Britain’s Prince Charles, a long-time environmentalist, was due to make his case for change on October 31 as a special guest of the summit, speaking ahead of final working sessions.

On October 30, summit host Mario Draghi, the Italian prime minister, urged G20 leaders to act together on climate, but also on improving the delivery of vaccines and on helping the world recover from the devastation of Covid-19.

“From the pandemic, to climate change, to fair and equitable taxation, going it alone is simply not an option,” he told the gathered leaders.

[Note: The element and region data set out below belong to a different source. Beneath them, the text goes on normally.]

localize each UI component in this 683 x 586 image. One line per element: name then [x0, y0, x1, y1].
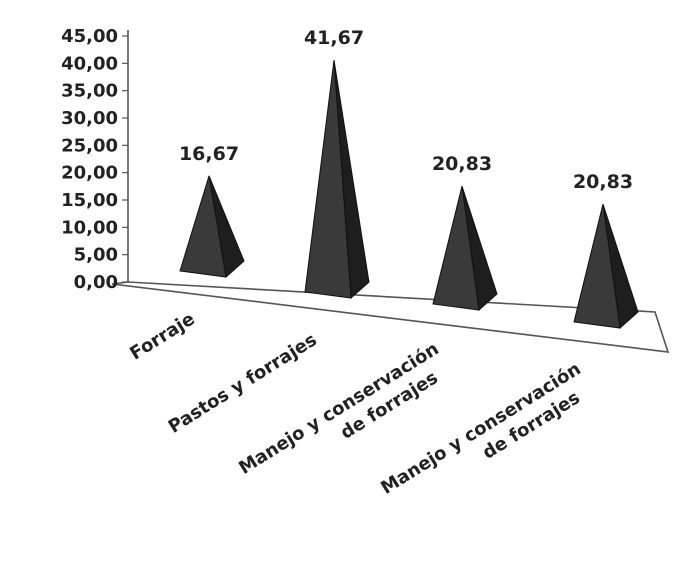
pyramid-bar [573, 203, 639, 329]
data-label: 41,67 [304, 27, 364, 49]
y-tick-label: 35,00 [61, 81, 118, 102]
data-labels: 16,67 41,67 20,83 20,83 [179, 27, 633, 193]
y-tick-label: 0,00 [74, 272, 118, 293]
pyramid-face-front [432, 186, 480, 311]
y-tick-label: 10,00 [61, 217, 118, 238]
pyramid-face-front [573, 204, 621, 329]
pyramid-bar [179, 175, 245, 278]
category-label-line: Forraje [126, 308, 198, 364]
category-label-line: Manejo y conservación [377, 358, 584, 498]
y-tick-label: 5,00 [74, 245, 118, 266]
chart-axes [111, 30, 670, 353]
category-label: Forraje [126, 308, 198, 364]
chart-bars [179, 60, 639, 329]
data-label: 16,67 [179, 143, 239, 165]
y-axis-ticks: 0,00 5,00 10,00 15,00 20,00 25,00 30,00 35,00 40… [61, 26, 128, 293]
data-label: 20,83 [573, 171, 633, 193]
y-tick-label: 15,00 [61, 190, 118, 211]
floor-plane [111, 281, 670, 353]
data-label: 20,83 [432, 153, 492, 175]
pyramid-bar [304, 60, 370, 300]
y-tick-label: 45,00 [61, 26, 118, 47]
y-tick-label: 25,00 [61, 135, 118, 156]
pyramid-face-front [304, 60, 352, 299]
pyramid-face-front [179, 175, 227, 278]
y-tick-label: 40,00 [61, 53, 118, 74]
pyramid-bar [432, 185, 498, 311]
y-tick-label: 20,00 [61, 163, 118, 184]
y-tick-label: 30,00 [61, 108, 118, 129]
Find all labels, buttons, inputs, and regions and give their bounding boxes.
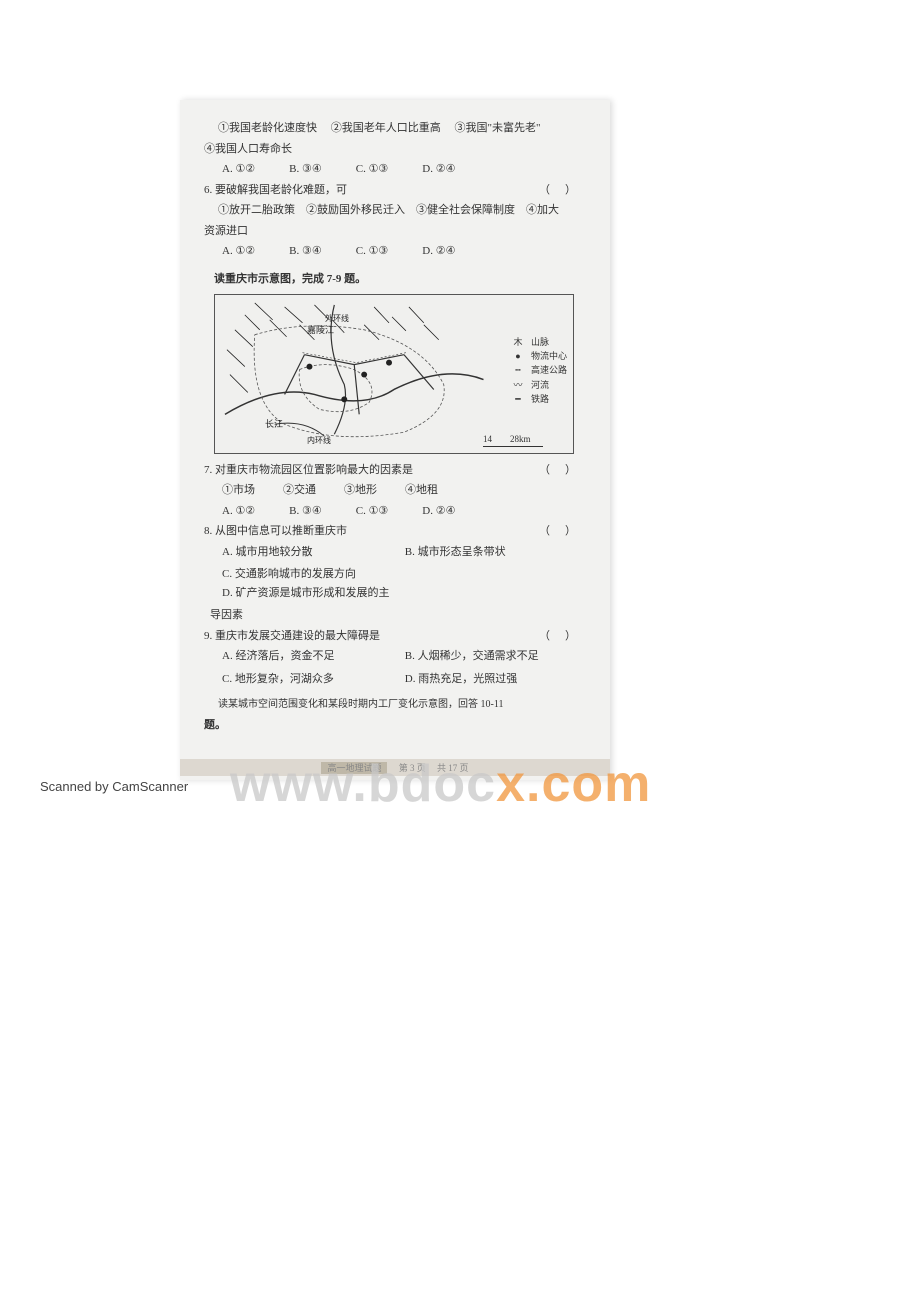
q9-d: D. 雨热充足，光照过强 xyxy=(405,671,585,688)
q7-choice-d: D. ②④ xyxy=(422,503,455,520)
q6-paren: （ ） xyxy=(539,182,578,199)
q5-options-line: ①我国老龄化速度快 ②我国老年人口比重高 ③我国"未富先老" xyxy=(204,120,598,137)
legend-highway: ┅ 高速公路 xyxy=(509,363,567,377)
jialing-label: 嘉陵江 xyxy=(307,323,334,336)
q9-c: C. 地形复杂，河湖众多 xyxy=(222,671,402,688)
q7-opts: ①市场 ②交通 ③地形 ④地租 xyxy=(204,482,598,499)
q5-choice-d: D. ②④ xyxy=(422,161,455,178)
q6-stem: 6. 要破解我国老龄化难题，可 （ ） xyxy=(204,182,598,199)
q5-choice-a: A. ①② xyxy=(222,161,255,178)
q8-b: B. 城市形态呈条带状 xyxy=(405,544,585,561)
scale-right: 28km xyxy=(510,434,531,444)
q7-o3: ③地形 xyxy=(344,482,377,499)
legend-rail: ━ 铁路 xyxy=(509,392,567,406)
q5-opt2: ②我国老年人口比重高 xyxy=(331,122,441,134)
q8-ab: A. 城市用地较分散 B. 城市形态呈条带状 xyxy=(204,544,598,563)
legend-mountain: 木山脉 xyxy=(509,335,567,349)
q9-cd: C. 地形复杂，河湖众多 D. 雨热充足，光照过强 xyxy=(204,671,598,690)
q5-opt4: ④我国人口寿命长 xyxy=(204,143,292,155)
q8-stem-text: 8. 从图中信息可以推断重庆市 xyxy=(204,525,347,537)
wave-icon: 〰 xyxy=(509,378,527,392)
changjiang-label: 长江 xyxy=(265,417,283,430)
q8-stem: 8. 从图中信息可以推断重庆市 （ ） xyxy=(204,523,598,540)
q9-ab: A. 经济落后，资金不足 B. 人烟稀少，交通需求不足 xyxy=(204,648,598,667)
q5-choice-b: B. ③④ xyxy=(289,161,322,178)
map-legend: 木山脉 ● 物流中心 ┅ 高速公路 〰河流 ━ 铁路 xyxy=(509,335,567,407)
q6-choice-d: D. ②④ xyxy=(422,243,455,260)
exam-page: ①我国老龄化速度快 ②我国老年人口比重高 ③我国"未富先老" ④我国人口寿命长 … xyxy=(180,100,610,780)
outer-ring-label: 外环线 xyxy=(325,313,349,324)
legend-highway-text: 高速公路 xyxy=(531,363,567,377)
q7-choice-a: A. ①② xyxy=(222,503,255,520)
q8-paren: （ ） xyxy=(539,523,578,540)
q8-cd: C. 交通影响城市的发展方向 D. 矿产资源是城市形成和发展的主 xyxy=(204,566,598,603)
map-scale: 14 28km xyxy=(483,432,543,447)
q7-o1: ①市场 xyxy=(222,482,255,499)
q5-opt3: ③我国"未富先老" xyxy=(455,122,541,134)
q5-choices: A. ①② B. ③④ C. ①③ D. ②④ xyxy=(204,161,598,178)
wm-1: www. xyxy=(230,755,368,813)
q9-b: B. 人烟稀少，交通需求不足 xyxy=(405,648,585,665)
rail-icon: ━ xyxy=(509,392,527,406)
q8-d: D. 矿产资源是城市形成和发展的主 xyxy=(222,585,432,602)
q6-choice-a: A. ①② xyxy=(222,243,255,260)
q10-intro2: 题。 xyxy=(204,716,598,732)
q7-o2: ②交通 xyxy=(283,482,316,499)
legend-center: ● 物流中心 xyxy=(509,349,567,363)
legend-center-text: 物流中心 xyxy=(531,349,567,363)
q7-choice-c: C. ①③ xyxy=(356,503,389,520)
q6-stem-text: 6. 要破解我国老龄化难题，可 xyxy=(204,184,347,196)
q6-optline2: 资源进口 xyxy=(204,223,598,240)
map-section-title: 读重庆市示意图，完成 7-9 题。 xyxy=(214,270,598,286)
q7-choices: A. ①② B. ③④ C. ①③ D. ②④ xyxy=(204,503,598,520)
legend-rail-text: 铁路 xyxy=(531,392,549,406)
q6-choices: A. ①② B. ③④ C. ①③ D. ②④ xyxy=(204,243,598,260)
q7-o4: ④地租 xyxy=(405,482,438,499)
q10-intro: 读某城市空间范围变化和某段时期内工厂变化示意图，回答 10-11 xyxy=(218,695,598,710)
q7-stem: 7. 对重庆市物流园区位置影响最大的因素是 （ ） xyxy=(204,462,598,479)
mountain-icon: 木 xyxy=(509,335,527,349)
legend-river: 〰河流 xyxy=(509,378,567,392)
scale-left: 14 xyxy=(483,434,492,444)
q7-stem-text: 7. 对重庆市物流园区位置影响最大的因素是 xyxy=(204,464,413,476)
q9-stem: 9. 重庆市发展交通建设的最大障碍是 （ ） xyxy=(204,628,598,645)
q9-a: A. 经济落后，资金不足 xyxy=(222,648,402,665)
q7-paren: （ ） xyxy=(539,462,578,479)
q6-choice-b: B. ③④ xyxy=(289,243,322,260)
q6-optline: ①放开二胎政策 ②鼓励国外移民迁入 ③健全社会保障制度 ④加大 xyxy=(204,202,598,219)
q7-choice-b: B. ③④ xyxy=(289,503,322,520)
q9-paren: （ ） xyxy=(539,628,578,645)
q8-c: C. 交通影响城市的发展方向 xyxy=(222,566,402,583)
wm-2: bdoc xyxy=(368,755,496,813)
q9-stem-text: 9. 重庆市发展交通建设的最大障碍是 xyxy=(204,630,380,642)
legend-mountain-text: 山脉 xyxy=(531,335,549,349)
q5-opt1: ①我国老龄化速度快 xyxy=(218,122,317,134)
watermark: www.bdocx.com xyxy=(230,754,651,814)
q5-opt4-line: ④我国人口寿命长 xyxy=(204,141,598,158)
chongqing-map: 嘉陵江 长江 外环线 内环线 木山脉 ● 物流中心 ┅ 高速公路 〰河流 ━ 铁路 1… xyxy=(214,294,574,454)
wm-3: x.com xyxy=(496,755,651,813)
camscanner-label: Scanned by CamScanner xyxy=(40,779,188,794)
dash-icon: ┅ xyxy=(509,363,527,377)
q6-choice-c: C. ①③ xyxy=(356,243,389,260)
q5-choice-c: C. ①③ xyxy=(356,161,389,178)
q8-a: A. 城市用地较分散 xyxy=(222,544,402,561)
dot-icon: ● xyxy=(509,349,527,363)
legend-river-text: 河流 xyxy=(531,378,549,392)
inner-ring-label: 内环线 xyxy=(307,435,331,446)
q8-d2: 导因素 xyxy=(204,607,598,624)
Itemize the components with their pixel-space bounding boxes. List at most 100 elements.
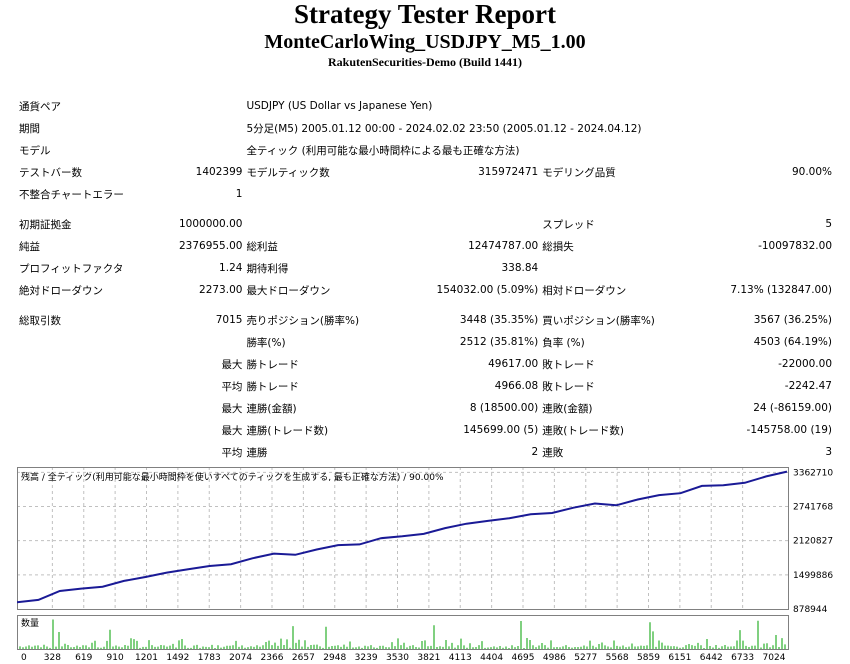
spread-label: スプレッド — [542, 218, 595, 231]
volume-panel-border — [17, 615, 789, 650]
model-label: モデル — [19, 144, 51, 157]
avg-cons-losses-label: 連敗 — [542, 446, 564, 459]
row-model: モデル 全ティック (利用可能な最小時間枠による最も正確な方法) — [17, 139, 834, 161]
avg-win-label: 勝トレード — [246, 380, 299, 393]
model-value: 全ティック (利用可能な最小時間枠による最も正確な方法) — [246, 144, 520, 157]
payoff-label: 期待利得 — [246, 262, 289, 275]
largest-loss-label: 敗トレード — [542, 358, 595, 371]
period-value: 5分足(M5) 2005.01.12 00:00 - 2024.02.02 23… — [246, 122, 642, 135]
y-tick-label: 1499886 — [793, 571, 833, 581]
gross-profit-label: 総利益 — [246, 240, 278, 253]
y-tick-label: 2741768 — [793, 503, 833, 513]
row-deposit: 初期証拠金 1000000.00 スプレッド 5 — [17, 213, 834, 235]
avg-cons-wins-label: 連勝 — [246, 446, 268, 459]
x-tick-label: 2657 — [292, 653, 315, 663]
avg-cons-prefix: 平均 — [221, 446, 243, 459]
row-avg-cons: 平均 連勝 2 連敗 3 — [17, 441, 834, 463]
cons-wins-money-value: 8 (18500.00) — [469, 402, 539, 414]
ticks-label: モデルティック数 — [246, 166, 330, 179]
x-tick-label: 6442 — [700, 653, 723, 663]
row-average: 平均 勝トレード 4966.08 敗トレード -2242.47 — [17, 375, 834, 397]
row-win-loss: 勝率(%) 2512 (35.81%) 負率 (%) 4503 (64.19%) — [17, 331, 834, 353]
x-tick-label: 619 — [75, 653, 92, 663]
cons-losses-money-label: 連敗(金額) — [542, 402, 593, 415]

The G20 showed on October 30 they could work together on some issues, green-lighting a deal for a minimum tax of 15 per cent on global corporations, as part of a reform plan inked by almost 140 nations.

US Secretary of the Treasury Janet Yellen hailed it as “historic”, and German Chancellor Angela Merkel – attending her last G20 summit with her likely successor Olaf Scholz – called it a “great success”.

Rome hosted the first in-person G20 summit since the coronavirus pandemic, and chose to do it in the monumental surroundings of EUR, a fascist-era neighbourhood known for its modernist architecture.

The gathering gave leaders the chance for sideline meetings, including several involving Biden.

He mended fences with France’s Emmanuel Macron after a recent row over a submarine deal, and the pair met with their British and German counterparts to express “grave and growing concern” over Iran’s nuclear activities.

On October 31, the US president’s agenda included bilateral talks with Turkish President Recep Tayyip Erdogan covering Syria, Libya and defence deals.

Earlier in October the Turkish leader threatened to expel ambassadors from the US and nine other Western nations over their support for a jailed Turkish civil society leader.